In [12]:
import pandas as pd
import networkx as nx
from collections import Counter

Read data in, do some preliminary cleanup. This is a 1.7GB file being read into memory, so it may break on 32-bit systems.


In [2]:
df = pd.read_csv('data_2012.txt',sep='\t',encoding='utf8',skiprows=[1],header=0)
df['npi'] = df['npi'].astype('str')
df['line_srvc_cnt'] = df['line_srvc_cnt'].astype('int')
df.head(2).T


/Users/brianckeegan/anaconda/lib/python2.7/site-packages/pandas/io/parsers.py:1070: DtypeWarning: Columns (10) have mixed types. Specify dtype option on import or set low_memory=False.
  data = self._reader.read(nrows)
Out[2]:
0 1
npi 1003000126 1003000126
nppes_provider_last_org_name ENKESHAFI ENKESHAFI
nppes_provider_first_name ARDALAN ARDALAN
nppes_provider_mi NaN NaN
nppes_credentials M.D. M.D.
nppes_provider_gender M M
nppes_entity_code I I
nppes_provider_street1 900 SETON DR 900 SETON DR
nppes_provider_street2 NaN NaN
nppes_provider_city CUMBERLAND CUMBERLAND
nppes_provider_zip 215021854 215021854
nppes_provider_state MD MD
nppes_provider_country US US
provider_type Internal Medicine Internal Medicine
medicare_participation_indicator Y Y
place_of_service F F
hcpcs_code 99222 99223
hcpcs_description Initial hospital care Initial hospital care
line_srvc_cnt 115 93
bene_unique_cnt 112 88
bene_day_srvc_cnt 115 93
average_Medicare_allowed_amt 135.25 198.59
stdev_Medicare_allowed_amt 0 0
average_submitted_chrg_amt 199 291
stdev_submitted_chrg_amt 0 9.591663
average_Medicare_payment_amt 108.1157 158.87
stdev_Medicare_payment_amt 0.9005883 0

27 rows × 2 columns


In [4]:
len(df)


Out[4]:
9153272

Make network

Iterate over the DataFrame and create a NetworkX DiGraph object containing doctors (npi), services they provide (hcpcs_code), and other assorted metadata. This is a bipartite network of doctors connected to services. This is extremely expensive to calculate and takes over 10 minutes to load.


In [58]:
g = nx.DiGraph()

for i in df.index:
    npi = df.ix[i,'npi']
    hcpcs_code = df.ix[i,'hcpcs_code']
    
    provider_type = df.ix[i,'provider_type']
    gender = df.ix[i,'nppes_provider_gender']
    state = df.ix[i,'nppes_provider_state']
    description = df.ix[i,'hcpcs_description']
    
    services_count = int(df.ix[i,'line_srvc_cnt'])
    beneficiaries_count = int(df.ix[i,'bene_unique_cnt'])
    total_charges = int(df.ix[i,'average_submitted_chrg_amt'] * services_count)
    total_payments = int(df.ix[i,'average_Medicare_payment_amt'] * services_count)

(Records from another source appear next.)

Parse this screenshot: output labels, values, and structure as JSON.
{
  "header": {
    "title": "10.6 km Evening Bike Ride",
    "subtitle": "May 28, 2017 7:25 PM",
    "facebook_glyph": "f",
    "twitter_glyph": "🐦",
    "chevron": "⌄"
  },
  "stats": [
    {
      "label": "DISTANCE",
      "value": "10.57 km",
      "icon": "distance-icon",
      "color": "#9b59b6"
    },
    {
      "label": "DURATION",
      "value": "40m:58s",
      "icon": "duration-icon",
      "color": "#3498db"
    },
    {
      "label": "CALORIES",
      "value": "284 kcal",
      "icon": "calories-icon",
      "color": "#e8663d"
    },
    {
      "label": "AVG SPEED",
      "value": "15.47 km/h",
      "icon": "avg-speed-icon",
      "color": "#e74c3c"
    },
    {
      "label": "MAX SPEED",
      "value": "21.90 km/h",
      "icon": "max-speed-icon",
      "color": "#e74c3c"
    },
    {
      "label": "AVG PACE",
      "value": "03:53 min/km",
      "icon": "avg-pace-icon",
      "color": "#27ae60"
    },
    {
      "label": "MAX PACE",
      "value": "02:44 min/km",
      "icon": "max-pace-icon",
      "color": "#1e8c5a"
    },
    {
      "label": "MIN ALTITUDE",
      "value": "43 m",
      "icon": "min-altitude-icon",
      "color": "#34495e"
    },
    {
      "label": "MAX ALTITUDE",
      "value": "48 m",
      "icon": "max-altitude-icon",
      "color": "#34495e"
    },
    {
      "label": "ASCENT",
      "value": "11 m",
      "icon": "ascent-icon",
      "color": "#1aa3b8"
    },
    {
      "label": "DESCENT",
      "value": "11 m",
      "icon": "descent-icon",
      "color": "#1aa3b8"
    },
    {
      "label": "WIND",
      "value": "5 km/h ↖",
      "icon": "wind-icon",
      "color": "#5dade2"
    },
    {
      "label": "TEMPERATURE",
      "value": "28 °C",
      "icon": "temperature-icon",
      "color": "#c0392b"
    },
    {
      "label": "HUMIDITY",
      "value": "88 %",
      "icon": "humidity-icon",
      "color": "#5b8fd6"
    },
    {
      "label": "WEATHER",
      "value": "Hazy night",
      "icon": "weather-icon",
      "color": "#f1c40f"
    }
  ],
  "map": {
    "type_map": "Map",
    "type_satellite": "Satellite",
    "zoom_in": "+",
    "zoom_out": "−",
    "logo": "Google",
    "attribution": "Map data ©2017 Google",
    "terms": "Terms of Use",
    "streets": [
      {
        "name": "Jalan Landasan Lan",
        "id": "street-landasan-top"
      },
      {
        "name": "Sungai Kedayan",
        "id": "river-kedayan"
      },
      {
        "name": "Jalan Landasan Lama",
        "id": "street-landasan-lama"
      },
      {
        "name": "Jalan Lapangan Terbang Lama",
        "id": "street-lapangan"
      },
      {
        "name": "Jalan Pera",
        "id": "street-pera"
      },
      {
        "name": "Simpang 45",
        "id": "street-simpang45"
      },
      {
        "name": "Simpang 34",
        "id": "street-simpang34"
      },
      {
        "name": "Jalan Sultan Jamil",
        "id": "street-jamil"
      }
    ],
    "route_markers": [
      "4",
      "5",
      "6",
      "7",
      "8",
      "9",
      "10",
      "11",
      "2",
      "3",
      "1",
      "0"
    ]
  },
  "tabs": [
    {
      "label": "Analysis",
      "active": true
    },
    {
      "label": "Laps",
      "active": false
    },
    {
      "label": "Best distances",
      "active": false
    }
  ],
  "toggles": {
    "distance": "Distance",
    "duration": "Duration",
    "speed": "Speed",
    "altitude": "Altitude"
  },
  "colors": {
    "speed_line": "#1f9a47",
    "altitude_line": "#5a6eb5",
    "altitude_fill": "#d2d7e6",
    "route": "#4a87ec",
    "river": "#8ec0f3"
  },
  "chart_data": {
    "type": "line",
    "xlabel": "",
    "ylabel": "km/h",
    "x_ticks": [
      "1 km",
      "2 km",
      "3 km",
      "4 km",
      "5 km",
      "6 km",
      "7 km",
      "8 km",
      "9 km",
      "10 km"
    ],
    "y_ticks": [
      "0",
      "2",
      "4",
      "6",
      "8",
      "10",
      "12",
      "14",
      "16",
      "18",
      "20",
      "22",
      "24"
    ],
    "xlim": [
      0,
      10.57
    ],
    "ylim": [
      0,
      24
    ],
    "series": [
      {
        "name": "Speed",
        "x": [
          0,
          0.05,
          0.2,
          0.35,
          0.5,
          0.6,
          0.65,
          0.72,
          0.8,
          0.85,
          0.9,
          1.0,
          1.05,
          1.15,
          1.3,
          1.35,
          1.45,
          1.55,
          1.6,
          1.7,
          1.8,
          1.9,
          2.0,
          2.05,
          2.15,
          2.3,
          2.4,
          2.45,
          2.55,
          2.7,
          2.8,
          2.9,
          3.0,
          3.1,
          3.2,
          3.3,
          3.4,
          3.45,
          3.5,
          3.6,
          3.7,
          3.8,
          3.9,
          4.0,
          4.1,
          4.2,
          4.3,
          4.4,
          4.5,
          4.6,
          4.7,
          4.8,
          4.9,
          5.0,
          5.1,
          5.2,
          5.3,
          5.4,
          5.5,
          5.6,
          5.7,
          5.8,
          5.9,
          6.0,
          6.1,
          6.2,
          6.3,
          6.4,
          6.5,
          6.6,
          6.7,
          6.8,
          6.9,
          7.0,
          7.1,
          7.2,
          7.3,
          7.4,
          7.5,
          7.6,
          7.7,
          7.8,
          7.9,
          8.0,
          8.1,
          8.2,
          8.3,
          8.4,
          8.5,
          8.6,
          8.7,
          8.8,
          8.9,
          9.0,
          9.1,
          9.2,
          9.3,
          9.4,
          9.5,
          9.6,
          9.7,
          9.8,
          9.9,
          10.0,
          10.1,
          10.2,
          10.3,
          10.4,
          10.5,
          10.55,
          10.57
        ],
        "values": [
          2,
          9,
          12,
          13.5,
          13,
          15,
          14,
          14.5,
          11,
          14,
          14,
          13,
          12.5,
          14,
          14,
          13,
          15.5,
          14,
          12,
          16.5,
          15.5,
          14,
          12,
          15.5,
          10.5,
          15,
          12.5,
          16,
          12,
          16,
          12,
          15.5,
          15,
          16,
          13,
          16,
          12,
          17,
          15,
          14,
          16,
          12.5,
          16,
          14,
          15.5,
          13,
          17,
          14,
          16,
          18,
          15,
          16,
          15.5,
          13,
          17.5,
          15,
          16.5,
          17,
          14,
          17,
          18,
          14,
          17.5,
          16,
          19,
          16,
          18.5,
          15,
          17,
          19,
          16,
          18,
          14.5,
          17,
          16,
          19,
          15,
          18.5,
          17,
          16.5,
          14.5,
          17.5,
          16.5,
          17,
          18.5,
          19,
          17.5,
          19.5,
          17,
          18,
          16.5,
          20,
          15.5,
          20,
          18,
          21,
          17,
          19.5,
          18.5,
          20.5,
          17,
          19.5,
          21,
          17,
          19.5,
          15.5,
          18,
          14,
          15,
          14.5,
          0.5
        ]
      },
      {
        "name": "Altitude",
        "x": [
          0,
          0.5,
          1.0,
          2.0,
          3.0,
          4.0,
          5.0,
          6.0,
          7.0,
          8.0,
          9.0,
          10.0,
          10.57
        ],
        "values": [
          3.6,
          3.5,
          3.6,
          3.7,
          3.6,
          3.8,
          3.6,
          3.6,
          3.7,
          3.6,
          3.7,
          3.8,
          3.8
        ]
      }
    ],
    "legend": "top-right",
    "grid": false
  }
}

    g.add_edge(npi,hcpcs_code,s=services_count,b=beneficiaries_count,tc=total_charges,tp=total_payments)
    g.add_node(npi,nt='Person',pt=provider_type,g=gender,s=state,d='Person')
    g.add_node(hcpcs_code,nt='Procedure',pt='Procedure',g='Procedure',s='Procedure',d=description)

Print out the number of edges and nodes in the network. This is a big network.


In [59]:
g.number_of_edges(), g.number_of_nodes()


Out[59]:
(8885068, 886593)

Write this graph object out to a graphml file so that we can visualize it in other programs if we wanted. Writing this to a gigantic file.


In [66]:
nx.write_graphml(g,'all_records.graphml')

Compute centrality statistics


In [45]:
idc = Counter(nx.in_degree_centrality(g).values())
odc = Counter(nx.out_degree_centrality(g).values())

Plot the distribution of services. Most services provide one service, there are a few doctors who claim to provide more than 10,000 services.


In [67]:
plt.scatter([i*(len(g)-1)+1 for i in idc.keys()],[i + 1 for i in idc.values()])
plt.xscale('log')
plt.yscale('log')
plt.xlabel('Doctors providing service',fontsize=18)
plt.ylabel('Number of services',fontsize=18)


Out[67]:
<matplotlib.text.Text at 0x1657dc410>

Plot the distribution of doctors and the number of services they provide. Vast majority of doctors provide between 1 and 10 services, some doctors in the tail provide more than 1000 services.


In [68]:
plt.scatter([i*(len(g)-1)+1 for i in odc.keys()],[i + 1 for i in odc.values()])
plt.xscale('log')
plt.yscale('log')
plt.xlabel('Number of services provided',fontsize=18)
plt.ylabel('Number of doctors',fontsize=18)


Out[68]:
<matplotlib.text.Text at 0x1664fd5d0>

Compute edge statistics

Plot the distribution of the number of beneficiaries in a doctor-service relationship. Most doctor-service relationships have 10 beneficiaries (owing to aggregation performed presumably for privacy reasons), but there are some doctors who provide services to more than 100,000 beneficiaries.


In [69]:
b_edges = Counter([i[2]['b'] for i in g.edges_iter(data=True)])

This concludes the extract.